6. The method of claim 1, wherein if the determined website category is empty, the method further comprises:

and determining the website category of the website to be classified according to all the website classification dictionaries and the first webpage content.

7. An apparatus for classifying a website, the apparatus comprising:

a first determining unit, configured to determine, according to a preset tag classification dictionary, a website category corresponding to the first tag information, where the tag classification dictionary includes: the corresponding relation between the label information and the website category; the website category corresponding to the first label information is a suspected website category of the website to be classified;

8. The apparatus according to claim 7, wherein the first obtaining unit is specifically configured to:

9. The apparatus of claim 7, wherein the label information in the label classification dictionary is a label word;

the first determination unit includes:

the first word segmentation subunit is used for segmenting the first label information to obtain at least one first label word;

the first determining subunit is used for determining the website category corresponding to each first label word according to a preset label classification dictionary;

and the second determining subunit is used for determining the website type corresponding to each first label word as the website category corresponding to the first label information.

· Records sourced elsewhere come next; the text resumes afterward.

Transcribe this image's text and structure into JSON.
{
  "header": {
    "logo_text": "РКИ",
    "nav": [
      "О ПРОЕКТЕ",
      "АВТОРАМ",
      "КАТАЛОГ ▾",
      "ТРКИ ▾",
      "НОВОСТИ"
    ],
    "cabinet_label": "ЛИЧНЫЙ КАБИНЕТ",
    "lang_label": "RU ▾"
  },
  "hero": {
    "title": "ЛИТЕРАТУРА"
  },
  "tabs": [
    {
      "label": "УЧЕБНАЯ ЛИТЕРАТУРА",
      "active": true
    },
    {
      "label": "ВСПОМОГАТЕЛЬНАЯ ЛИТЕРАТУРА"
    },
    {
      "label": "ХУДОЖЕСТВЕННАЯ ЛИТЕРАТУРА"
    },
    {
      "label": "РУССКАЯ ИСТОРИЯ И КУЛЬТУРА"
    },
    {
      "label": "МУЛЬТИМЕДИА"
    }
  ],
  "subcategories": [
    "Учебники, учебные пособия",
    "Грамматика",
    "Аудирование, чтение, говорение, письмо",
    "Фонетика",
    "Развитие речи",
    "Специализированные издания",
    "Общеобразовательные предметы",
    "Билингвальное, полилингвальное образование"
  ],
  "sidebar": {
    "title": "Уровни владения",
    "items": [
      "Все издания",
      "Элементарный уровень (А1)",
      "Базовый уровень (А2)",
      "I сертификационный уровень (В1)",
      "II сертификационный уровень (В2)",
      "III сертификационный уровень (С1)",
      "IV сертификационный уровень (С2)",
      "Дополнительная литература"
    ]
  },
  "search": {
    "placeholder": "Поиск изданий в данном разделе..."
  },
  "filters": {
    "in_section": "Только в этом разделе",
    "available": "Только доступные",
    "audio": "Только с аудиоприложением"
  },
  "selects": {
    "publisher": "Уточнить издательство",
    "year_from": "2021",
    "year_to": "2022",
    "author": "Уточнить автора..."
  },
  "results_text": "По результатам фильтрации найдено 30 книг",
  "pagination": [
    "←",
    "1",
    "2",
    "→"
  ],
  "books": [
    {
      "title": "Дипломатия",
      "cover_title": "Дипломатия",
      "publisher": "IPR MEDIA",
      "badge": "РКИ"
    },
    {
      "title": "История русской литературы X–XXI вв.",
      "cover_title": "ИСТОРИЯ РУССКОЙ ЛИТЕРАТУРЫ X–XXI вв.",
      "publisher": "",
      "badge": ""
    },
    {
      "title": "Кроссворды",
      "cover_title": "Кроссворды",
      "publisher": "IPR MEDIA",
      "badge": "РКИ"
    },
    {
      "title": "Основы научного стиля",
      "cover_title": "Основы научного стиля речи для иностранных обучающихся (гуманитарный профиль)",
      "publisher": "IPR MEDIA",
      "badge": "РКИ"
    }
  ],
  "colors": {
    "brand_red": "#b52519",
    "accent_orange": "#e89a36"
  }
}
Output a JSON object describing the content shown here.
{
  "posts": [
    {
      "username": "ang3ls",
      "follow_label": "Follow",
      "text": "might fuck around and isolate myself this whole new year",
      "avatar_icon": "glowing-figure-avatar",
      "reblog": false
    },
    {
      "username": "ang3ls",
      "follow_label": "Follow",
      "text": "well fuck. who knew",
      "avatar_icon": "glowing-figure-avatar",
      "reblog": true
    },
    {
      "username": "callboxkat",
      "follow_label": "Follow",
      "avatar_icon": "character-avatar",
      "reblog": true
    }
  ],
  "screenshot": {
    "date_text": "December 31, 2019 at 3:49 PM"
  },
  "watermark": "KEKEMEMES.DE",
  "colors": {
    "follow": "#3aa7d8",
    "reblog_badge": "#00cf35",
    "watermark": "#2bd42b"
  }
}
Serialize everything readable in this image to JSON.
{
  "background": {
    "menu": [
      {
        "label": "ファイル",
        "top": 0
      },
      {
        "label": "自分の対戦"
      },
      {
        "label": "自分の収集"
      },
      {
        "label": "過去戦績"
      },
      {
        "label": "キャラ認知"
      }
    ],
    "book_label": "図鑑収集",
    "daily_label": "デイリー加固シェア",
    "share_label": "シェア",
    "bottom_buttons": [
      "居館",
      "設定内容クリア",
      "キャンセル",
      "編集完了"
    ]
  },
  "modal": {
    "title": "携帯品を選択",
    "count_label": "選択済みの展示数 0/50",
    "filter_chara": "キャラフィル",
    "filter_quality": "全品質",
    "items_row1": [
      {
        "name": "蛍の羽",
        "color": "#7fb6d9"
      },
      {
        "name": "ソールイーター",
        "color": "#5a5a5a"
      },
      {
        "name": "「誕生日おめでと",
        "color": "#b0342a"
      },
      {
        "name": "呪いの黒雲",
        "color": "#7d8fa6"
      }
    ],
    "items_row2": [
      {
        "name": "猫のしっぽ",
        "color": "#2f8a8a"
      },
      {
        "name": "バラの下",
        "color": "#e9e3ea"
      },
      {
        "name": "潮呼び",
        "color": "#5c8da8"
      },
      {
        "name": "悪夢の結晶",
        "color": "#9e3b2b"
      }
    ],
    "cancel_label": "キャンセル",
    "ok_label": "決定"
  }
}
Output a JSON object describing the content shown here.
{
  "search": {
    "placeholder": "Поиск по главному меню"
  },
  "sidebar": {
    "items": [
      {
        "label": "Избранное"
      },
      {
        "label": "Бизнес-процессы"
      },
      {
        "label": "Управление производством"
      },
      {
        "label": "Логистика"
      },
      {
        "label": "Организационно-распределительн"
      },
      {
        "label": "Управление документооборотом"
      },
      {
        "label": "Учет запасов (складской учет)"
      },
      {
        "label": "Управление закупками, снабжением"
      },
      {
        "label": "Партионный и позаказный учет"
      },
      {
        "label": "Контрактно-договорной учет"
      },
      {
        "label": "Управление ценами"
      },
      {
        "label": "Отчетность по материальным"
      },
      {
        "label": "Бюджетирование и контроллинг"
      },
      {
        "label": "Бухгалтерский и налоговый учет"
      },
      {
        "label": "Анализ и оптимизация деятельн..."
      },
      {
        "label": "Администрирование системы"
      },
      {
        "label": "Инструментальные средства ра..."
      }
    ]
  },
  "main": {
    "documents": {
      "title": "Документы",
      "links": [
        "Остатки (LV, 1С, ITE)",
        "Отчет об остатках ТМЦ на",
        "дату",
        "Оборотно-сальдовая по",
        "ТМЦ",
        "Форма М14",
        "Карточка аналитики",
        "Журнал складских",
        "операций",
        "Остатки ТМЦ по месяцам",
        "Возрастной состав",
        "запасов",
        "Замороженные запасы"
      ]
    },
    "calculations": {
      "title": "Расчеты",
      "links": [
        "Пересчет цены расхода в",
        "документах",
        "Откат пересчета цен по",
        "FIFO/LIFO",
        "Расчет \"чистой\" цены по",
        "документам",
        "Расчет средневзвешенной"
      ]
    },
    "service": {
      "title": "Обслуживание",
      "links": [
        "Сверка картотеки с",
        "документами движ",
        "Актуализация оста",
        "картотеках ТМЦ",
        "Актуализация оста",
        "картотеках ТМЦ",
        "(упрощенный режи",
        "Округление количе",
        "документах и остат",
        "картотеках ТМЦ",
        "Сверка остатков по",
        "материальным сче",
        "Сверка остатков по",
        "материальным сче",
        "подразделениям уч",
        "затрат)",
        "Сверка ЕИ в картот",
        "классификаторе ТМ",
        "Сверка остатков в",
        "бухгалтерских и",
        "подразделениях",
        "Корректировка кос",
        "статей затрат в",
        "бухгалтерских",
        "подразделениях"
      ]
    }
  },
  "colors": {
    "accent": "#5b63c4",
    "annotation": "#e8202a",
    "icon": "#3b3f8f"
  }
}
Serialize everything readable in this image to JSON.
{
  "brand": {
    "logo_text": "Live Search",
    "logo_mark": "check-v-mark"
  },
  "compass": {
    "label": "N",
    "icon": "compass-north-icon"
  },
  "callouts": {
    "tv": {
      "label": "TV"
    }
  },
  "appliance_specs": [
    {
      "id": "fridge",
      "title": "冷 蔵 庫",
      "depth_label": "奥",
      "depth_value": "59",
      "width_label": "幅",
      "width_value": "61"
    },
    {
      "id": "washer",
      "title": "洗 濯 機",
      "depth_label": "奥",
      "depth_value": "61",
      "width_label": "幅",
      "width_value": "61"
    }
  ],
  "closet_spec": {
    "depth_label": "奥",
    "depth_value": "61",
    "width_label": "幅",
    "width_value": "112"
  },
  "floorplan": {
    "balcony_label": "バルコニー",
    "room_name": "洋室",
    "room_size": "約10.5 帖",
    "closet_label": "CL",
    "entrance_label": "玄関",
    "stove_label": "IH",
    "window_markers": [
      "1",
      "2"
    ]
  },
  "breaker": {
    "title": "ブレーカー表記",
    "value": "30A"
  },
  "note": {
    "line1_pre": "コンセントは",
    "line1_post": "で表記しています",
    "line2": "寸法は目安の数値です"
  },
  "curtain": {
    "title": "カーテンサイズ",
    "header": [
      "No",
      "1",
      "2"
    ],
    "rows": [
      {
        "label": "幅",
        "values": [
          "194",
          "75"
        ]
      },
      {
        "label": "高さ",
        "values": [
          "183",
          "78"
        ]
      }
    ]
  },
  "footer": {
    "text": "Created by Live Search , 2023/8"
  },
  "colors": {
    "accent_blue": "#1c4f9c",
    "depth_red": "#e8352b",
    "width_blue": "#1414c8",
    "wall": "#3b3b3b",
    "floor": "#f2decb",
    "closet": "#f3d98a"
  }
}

10. The apparatus of claim 7, wherein the website classification dictionary of each website category comprises valid words of the website category and a weight value of each valid word;

the second determination unit includes:

the second word segmentation subunit is used for performing word segmentation on the text information of the first webpage content to obtain at least one first effective word;

the obtaining subunit is configured to obtain, according to the website classification dictionary corresponding to the determined website category and each first valid word, a first weight value of each first valid word for each website category;

and the third determining subunit is used for determining the website category with the maximum sum of the first weight values as the website category of the websites to be classified.

11. The apparatus according to any one of claims 7-10, further comprising:

the configuration unit is used for configuring N initial website categories, wherein N is a positive integer;

the second acquisition unit is used for acquiring second label information and second webpage content of at least one sample website corresponding to each initial website type;

the first extraction unit is used for extracting second label words from the second label information of each corresponding sample website for each initial website category and storing the second label words and the initial website category into the label classification dictionary in a corresponding mode;

the second extraction unit is used for segmenting the text information of the second webpage content of each corresponding sample website according to each initial website category, removing invalid terms, obtaining at least one second valid term, and configuring a second weight value for each second valid term; and correspondingly storing each second valid word and each second weighted value to the website classification dictionary of the initial website category.

12. The apparatus of claim 7, further comprising:

and the third determining unit is used for determining the website category of the website to be classified according to all the website classification dictionaries and the first webpage content if the determined website category is empty.